Being burnt out at work feels like this year’s life crisis. Almost every conversation I have with a friend in the industry lingers on the topic of struggling to focus at work. Last week, I was chatting with a friend and we diagnosed their core career ambition as the deep desire to spend several years sleeping. Reflecting on the chaos of the last year, that does, indeed, sound like a solid career plan.
When asked for advice, I come back to two core bits.
First, try to avoid making career decisions while in a bad mental place. Take a two week vacation. Get out of your house a few times if you’ve been living and working at home for the last eighteen months. Try to restart something you loved but have stopped due to pandemic concerns. You don’t need to find a sustainable long-term solution, just enough of a break to find some space to reflect before making life-altering changes.

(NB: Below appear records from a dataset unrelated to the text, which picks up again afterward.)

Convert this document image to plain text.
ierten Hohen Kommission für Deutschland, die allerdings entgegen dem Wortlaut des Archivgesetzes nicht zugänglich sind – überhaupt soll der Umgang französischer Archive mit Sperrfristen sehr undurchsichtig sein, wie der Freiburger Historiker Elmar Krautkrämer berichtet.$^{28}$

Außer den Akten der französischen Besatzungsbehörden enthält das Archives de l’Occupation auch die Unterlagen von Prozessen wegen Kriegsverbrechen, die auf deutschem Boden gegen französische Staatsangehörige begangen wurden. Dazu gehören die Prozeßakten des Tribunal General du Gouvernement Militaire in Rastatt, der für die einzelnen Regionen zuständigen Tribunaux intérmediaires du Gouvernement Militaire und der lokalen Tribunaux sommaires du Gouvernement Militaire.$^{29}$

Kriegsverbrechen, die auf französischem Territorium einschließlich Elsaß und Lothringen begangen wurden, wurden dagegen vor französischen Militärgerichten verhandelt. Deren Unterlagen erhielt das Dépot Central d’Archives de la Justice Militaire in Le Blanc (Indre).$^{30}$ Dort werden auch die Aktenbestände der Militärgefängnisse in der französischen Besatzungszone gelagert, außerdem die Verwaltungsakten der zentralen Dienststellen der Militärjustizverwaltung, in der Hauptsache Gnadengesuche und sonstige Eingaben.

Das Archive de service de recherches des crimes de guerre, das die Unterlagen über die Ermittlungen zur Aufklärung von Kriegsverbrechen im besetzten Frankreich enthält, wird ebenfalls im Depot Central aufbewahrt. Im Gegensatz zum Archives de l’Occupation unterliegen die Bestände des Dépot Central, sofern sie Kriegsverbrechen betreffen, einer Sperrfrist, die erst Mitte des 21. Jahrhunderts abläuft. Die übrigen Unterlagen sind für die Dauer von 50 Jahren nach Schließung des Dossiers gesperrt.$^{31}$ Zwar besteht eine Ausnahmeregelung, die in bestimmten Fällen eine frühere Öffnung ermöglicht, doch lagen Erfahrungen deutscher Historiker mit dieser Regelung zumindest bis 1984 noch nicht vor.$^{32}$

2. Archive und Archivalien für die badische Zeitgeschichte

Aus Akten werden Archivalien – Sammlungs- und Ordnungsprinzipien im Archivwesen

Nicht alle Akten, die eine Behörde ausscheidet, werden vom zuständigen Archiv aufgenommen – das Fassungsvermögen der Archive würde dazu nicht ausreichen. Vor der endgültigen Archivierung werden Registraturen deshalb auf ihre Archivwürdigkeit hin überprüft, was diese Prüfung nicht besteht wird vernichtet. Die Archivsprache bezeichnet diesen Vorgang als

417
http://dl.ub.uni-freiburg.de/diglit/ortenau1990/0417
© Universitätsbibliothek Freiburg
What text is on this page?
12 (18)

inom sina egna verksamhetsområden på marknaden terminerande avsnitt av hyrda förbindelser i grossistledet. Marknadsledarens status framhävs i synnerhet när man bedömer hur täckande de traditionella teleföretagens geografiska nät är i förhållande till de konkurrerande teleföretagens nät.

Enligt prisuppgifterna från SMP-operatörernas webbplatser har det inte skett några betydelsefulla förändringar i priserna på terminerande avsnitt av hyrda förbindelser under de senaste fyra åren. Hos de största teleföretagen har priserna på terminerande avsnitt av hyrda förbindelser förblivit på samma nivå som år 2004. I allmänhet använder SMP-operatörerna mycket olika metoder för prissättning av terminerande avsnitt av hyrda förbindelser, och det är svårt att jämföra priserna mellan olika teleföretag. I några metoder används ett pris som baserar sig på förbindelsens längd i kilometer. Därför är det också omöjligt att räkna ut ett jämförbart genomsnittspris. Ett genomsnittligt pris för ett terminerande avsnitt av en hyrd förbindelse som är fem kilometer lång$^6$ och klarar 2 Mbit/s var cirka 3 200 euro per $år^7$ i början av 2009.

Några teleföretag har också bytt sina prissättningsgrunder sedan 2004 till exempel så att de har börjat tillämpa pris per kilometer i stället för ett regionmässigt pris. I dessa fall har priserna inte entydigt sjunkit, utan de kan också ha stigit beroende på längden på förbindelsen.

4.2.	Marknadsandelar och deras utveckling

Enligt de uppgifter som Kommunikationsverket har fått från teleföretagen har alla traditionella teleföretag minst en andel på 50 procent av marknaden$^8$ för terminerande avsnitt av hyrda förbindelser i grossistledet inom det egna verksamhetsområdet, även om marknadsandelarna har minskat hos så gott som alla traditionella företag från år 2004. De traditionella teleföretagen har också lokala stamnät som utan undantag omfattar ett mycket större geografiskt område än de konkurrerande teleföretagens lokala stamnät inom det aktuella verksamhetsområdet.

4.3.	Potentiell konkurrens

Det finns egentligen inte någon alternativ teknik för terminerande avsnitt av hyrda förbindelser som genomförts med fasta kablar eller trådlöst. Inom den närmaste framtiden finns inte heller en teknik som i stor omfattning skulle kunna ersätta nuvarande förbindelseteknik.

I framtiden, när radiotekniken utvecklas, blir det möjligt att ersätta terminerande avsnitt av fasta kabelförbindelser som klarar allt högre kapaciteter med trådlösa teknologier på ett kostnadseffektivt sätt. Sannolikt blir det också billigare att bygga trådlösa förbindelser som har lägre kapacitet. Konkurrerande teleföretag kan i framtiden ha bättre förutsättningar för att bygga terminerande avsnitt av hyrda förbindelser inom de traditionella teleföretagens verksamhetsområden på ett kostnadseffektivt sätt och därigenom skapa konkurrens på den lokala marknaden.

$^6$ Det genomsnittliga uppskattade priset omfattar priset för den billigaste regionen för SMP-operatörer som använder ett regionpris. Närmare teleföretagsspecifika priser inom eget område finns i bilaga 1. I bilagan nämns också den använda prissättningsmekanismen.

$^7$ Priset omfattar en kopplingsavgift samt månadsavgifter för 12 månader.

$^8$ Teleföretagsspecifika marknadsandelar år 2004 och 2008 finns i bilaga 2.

The second piece of advice I offer is that great careers are often presented as linear growth stories, but if you dig deeply enough they often have a number of lulls embedded inside them. When you’re high energy, these lulls are opportunities to learn and accelerate your trajectory. When you’re low energy, they are a ripe opportunity to rest. It’s easy to forget about these pockets in retrospect, and I recently realized I’ve gotten so practiced at narrating my own career in a particular way that I’ve forgotten my own lulls that have made the faster periods sustainable.
Reflecting on my own career:
- Yahoo was a period of rapid growth and learning for me. While some folks on the team weren’t working very much, I was working very hard to ramp up
- Digg was a period of rapid growth for the first year, but got much slower as we moved towards being acquired
- SocialCode, who acquired the Digg team, was a much slower pace, and I spent time recharging energy. I also entirely stopped writing for about four years starting with the acquisition, largely because I ran out of energy to do it
- Uber was very intense as we doubled every six months, but stabilized after eighteen months once the organizational structure came together
- Stripe was quite intense early on, directly managing ~25 folks and several areas causing frequent incidents, but once again solidified as the organizational structure emerged over the course of a year or so
When I talk about my career, I’ll usually focus on the exciting times, but every career narrative hides the equally important pockets of rest that enable a sustainable career. It’s easy to look at these lulls as some sort of failure–they will often feel like a lack of progress–but they’re a key enabler of long-term success. I’m personally confident that I would have never accomplished the things I am most proud of in my career without these pockets of rest hidden throughout.
As a technical or people leader, I’d encourage you to reflect on your career and look for these rest spots. If you don’t see them emerging, then it’s worth spending some time thinking about what you could do to create more capacity in the teams and people around you.